アロマテラピーで和らげる月経痛:臨床研究が示す効果

 

月経痛は多くの女性の悩みであり、鎮痛薬やホルモン剤などによる治療が行われています。しかし、副作用もあるため、治療に抵抗感のある人も少なくありません。そうした背景から安全な治療法としてアロマテラピーが注目されています。

 

月経痛のある18~45歳を対象とした臨床試験(13試験15データをメタ解析。1677人)を評価した論文があるので、簡単に紹介します。

 

結果としては、エッセンシャルオイルを使用したマッサージが特に効果的で、月経痛の軽減に有意な効果を持つことがわかりました。

 

使用されたエッセンシャルオイルの種類は多岐にわたりますが、この臨床試験ではラベンダー、ローズ、ゼラニウムなどが痛みの緩和に優れていることがわかりました。

 

月経痛というと、クラリセージもよく用いられますが、この臨床試験ではブレンドの一部として用いられていました。クラリセージは、筋肉のけいれんを緩和し、子宮の収縮痛を和らげる効果や鎮静作用も期待できる酢酸リナリル(エステル類)を多く含みます。効果研究の実証的データの蓄積が待たれます。

 

アロマテラピーマッサージは、エッセンシャルオイルの香りが嗅覚を通じて脳に届き、リラックス効果や鎮痛効果を発揮します。

 

香りによるリラクゼーション

エッセンシャルオイルを使用したマッサージでは、香りが脳を刺激する嗅覚効果と、精油成分の経皮吸収による身体的効果が相乗的に働きます。
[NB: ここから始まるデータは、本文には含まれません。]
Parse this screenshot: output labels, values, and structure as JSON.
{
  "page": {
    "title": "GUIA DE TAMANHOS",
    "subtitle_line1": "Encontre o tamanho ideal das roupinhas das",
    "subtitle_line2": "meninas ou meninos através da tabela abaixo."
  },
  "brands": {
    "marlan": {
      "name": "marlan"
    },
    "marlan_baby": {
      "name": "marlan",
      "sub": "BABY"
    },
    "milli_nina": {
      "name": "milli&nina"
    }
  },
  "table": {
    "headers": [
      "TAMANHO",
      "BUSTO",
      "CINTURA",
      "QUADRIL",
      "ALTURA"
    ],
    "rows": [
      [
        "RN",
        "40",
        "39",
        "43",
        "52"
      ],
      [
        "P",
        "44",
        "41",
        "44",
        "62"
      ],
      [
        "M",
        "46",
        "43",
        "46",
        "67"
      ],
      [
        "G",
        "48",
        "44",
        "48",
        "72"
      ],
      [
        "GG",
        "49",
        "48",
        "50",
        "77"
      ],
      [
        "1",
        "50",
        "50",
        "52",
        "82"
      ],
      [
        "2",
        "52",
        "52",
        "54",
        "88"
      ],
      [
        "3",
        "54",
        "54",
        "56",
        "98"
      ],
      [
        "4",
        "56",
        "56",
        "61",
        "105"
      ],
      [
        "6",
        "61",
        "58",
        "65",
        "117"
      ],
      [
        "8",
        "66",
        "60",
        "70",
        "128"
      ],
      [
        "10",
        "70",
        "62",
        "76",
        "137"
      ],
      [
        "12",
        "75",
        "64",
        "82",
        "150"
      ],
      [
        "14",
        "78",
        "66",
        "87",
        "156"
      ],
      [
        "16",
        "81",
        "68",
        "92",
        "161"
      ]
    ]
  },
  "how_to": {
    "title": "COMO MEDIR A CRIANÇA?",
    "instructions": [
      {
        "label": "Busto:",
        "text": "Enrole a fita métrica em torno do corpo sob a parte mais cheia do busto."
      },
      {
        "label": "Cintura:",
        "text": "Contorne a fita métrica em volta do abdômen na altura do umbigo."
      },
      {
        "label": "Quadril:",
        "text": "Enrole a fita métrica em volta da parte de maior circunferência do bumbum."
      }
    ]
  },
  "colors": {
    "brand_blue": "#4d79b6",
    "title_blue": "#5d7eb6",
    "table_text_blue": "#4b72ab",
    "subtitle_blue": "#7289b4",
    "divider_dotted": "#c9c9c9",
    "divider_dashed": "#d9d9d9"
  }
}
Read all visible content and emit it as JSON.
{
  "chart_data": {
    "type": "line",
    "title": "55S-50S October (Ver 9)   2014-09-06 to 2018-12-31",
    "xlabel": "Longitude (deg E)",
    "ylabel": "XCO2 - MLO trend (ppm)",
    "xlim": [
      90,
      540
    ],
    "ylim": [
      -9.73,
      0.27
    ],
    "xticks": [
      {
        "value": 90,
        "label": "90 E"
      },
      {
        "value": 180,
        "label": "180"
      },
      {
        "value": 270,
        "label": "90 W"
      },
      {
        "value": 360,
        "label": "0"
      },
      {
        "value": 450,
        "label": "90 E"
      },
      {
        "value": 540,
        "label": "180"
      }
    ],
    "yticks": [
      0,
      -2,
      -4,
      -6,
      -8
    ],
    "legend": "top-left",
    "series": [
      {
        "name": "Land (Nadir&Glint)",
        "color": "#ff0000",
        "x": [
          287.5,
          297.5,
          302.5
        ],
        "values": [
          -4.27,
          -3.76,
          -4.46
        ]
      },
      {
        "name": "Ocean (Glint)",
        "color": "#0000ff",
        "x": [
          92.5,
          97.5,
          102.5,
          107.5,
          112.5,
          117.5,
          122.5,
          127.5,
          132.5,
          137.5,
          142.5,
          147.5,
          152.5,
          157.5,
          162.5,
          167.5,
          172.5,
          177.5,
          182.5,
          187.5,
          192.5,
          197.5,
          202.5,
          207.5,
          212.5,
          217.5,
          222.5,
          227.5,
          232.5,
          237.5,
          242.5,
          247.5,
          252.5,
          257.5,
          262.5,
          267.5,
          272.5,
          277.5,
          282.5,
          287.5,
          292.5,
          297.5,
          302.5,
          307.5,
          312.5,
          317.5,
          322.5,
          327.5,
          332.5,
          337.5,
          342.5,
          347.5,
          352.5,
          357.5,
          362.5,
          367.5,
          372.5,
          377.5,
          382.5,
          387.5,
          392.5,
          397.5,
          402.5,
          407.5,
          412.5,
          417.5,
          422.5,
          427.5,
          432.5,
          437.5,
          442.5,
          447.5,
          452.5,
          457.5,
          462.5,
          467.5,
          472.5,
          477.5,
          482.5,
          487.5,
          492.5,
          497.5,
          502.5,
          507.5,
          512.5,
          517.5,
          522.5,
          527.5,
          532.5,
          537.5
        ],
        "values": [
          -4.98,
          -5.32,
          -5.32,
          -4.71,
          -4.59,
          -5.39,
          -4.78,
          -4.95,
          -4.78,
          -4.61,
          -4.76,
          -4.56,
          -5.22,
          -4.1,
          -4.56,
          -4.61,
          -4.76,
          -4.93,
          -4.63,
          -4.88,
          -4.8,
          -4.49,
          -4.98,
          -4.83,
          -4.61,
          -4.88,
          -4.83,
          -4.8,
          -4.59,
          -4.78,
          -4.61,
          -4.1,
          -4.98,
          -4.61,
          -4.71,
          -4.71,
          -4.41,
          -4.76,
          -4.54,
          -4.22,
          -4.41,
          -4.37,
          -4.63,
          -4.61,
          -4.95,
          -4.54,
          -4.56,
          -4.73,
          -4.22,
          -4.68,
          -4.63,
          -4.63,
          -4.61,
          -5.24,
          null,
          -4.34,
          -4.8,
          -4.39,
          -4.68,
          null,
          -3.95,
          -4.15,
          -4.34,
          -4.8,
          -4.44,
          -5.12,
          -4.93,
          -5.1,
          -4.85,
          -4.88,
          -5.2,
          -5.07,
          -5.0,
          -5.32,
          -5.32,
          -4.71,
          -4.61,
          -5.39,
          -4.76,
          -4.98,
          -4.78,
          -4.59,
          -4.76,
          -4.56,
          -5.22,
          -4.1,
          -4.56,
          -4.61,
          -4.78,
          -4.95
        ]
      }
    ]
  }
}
この組み合わせによりリラクゼーションが促進され、エンドルフィンなどの内因性物質が分泌されて痛みや不安の緩和につながります。

経皮吸収による作用

マッサージを通じて精油の成分が皮膚から吸収され、血流促進や筋肉の緩和、抗炎症作用が期待できます。

 

マッサージの物理的効果

血流が改善され、筋肉がほぐれることで、体全体がリラックスし痛みが和らぎます。

 

月経痛を自然な方法でケアしたいと考える方にとってアロマテラピーは魅力的な選択肢となるでしょう。心地よい香りに包まれながら、自分自身をいたわる時間を持つことができます。

 

Reference:

Najafi, M. N., Najafi, N. N., Fakari, F. R., Moeindarbary, S., Abdi, F., Hoseini, Z. S., & Ghazanfarpour, M. (2021). The effect of aromatherapy alone or in combination with massage on dysmenorrhea: A systematic review and meta-analysis. Revista Brasileira de Ginecologia e Obstetrícia, 43(12), 968–979.